This great article came from theleafonline.com and was written by Mitchell Colbert:
July 29, 2014
In this issue of Cannabinoid Profiles, the properties of CBDa are broken down and the therapeutic benefits are explored. Get to know this cannabinoid and discover what studies are currently being done to determine its wide variety of medicinal benefits.
Cannabidiolic Acid (CBDa) is one of the four possible outcomes of Cannabigerolic acid (CBGa) being processed into cannabigerol (CBG), Cannabichromic acid (CBCa), Tetrahydrocannabibolic acid (THCa), and CBDa. CBGa is processed into other cannabinoids by synthase enzymes, and the CBDa synthase was first purified and isolated in 1996. Coincidentally, this was the same year California passed Prop 215 and became the first medical cannabis state.

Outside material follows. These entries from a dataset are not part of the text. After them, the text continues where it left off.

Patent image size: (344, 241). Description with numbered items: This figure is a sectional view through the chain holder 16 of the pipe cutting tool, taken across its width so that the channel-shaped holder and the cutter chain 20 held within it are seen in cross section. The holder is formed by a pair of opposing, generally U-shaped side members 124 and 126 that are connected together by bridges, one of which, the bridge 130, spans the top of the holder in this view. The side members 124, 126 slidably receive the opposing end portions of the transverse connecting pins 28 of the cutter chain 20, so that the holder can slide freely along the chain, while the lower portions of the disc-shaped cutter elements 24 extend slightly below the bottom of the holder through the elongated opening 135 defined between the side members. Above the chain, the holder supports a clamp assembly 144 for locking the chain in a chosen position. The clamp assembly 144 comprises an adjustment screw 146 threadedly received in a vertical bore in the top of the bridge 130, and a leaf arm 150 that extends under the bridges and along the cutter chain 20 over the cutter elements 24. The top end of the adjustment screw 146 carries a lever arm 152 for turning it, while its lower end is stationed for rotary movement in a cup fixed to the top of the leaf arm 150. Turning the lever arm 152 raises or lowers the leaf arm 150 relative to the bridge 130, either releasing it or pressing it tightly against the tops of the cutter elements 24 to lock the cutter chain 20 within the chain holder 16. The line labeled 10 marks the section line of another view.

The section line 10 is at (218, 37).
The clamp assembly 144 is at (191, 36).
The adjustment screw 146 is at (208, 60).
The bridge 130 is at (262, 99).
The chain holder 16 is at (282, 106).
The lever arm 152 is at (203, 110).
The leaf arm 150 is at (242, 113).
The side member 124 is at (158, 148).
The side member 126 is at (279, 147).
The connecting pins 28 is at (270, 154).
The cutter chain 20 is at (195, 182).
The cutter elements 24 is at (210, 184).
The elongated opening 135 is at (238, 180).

Until recently, CBDa was thought to be a minor cannabinoid and only be a small part of the overall cannabinoid profile. Higher amounts have been seen in ruderalis strains and recent hybrids like Cannatonic C-6 and ACDC have elevated levels of CBDa at potentially higher levels than THCa. Just like THCa, when heated up CBDa decarboxylates; as THCa becomes THC, so CBDa becomes CBD. Like CBD, CBDa is not psychoactive. While there hasn’t been much research done on CBDa yet, the research that has been done is quite promising. It appears to have anti-emetic effects as well as anti-proliferative effects, making it ideal for fighting cancer.It also has been shown to be an anti-inflammatory and to possess anti-bacterial properties.
Therapeutic Uses
Antibacterial – Slows bacterial growth.
Anti-Emetic – Reduces vomiting and nausea.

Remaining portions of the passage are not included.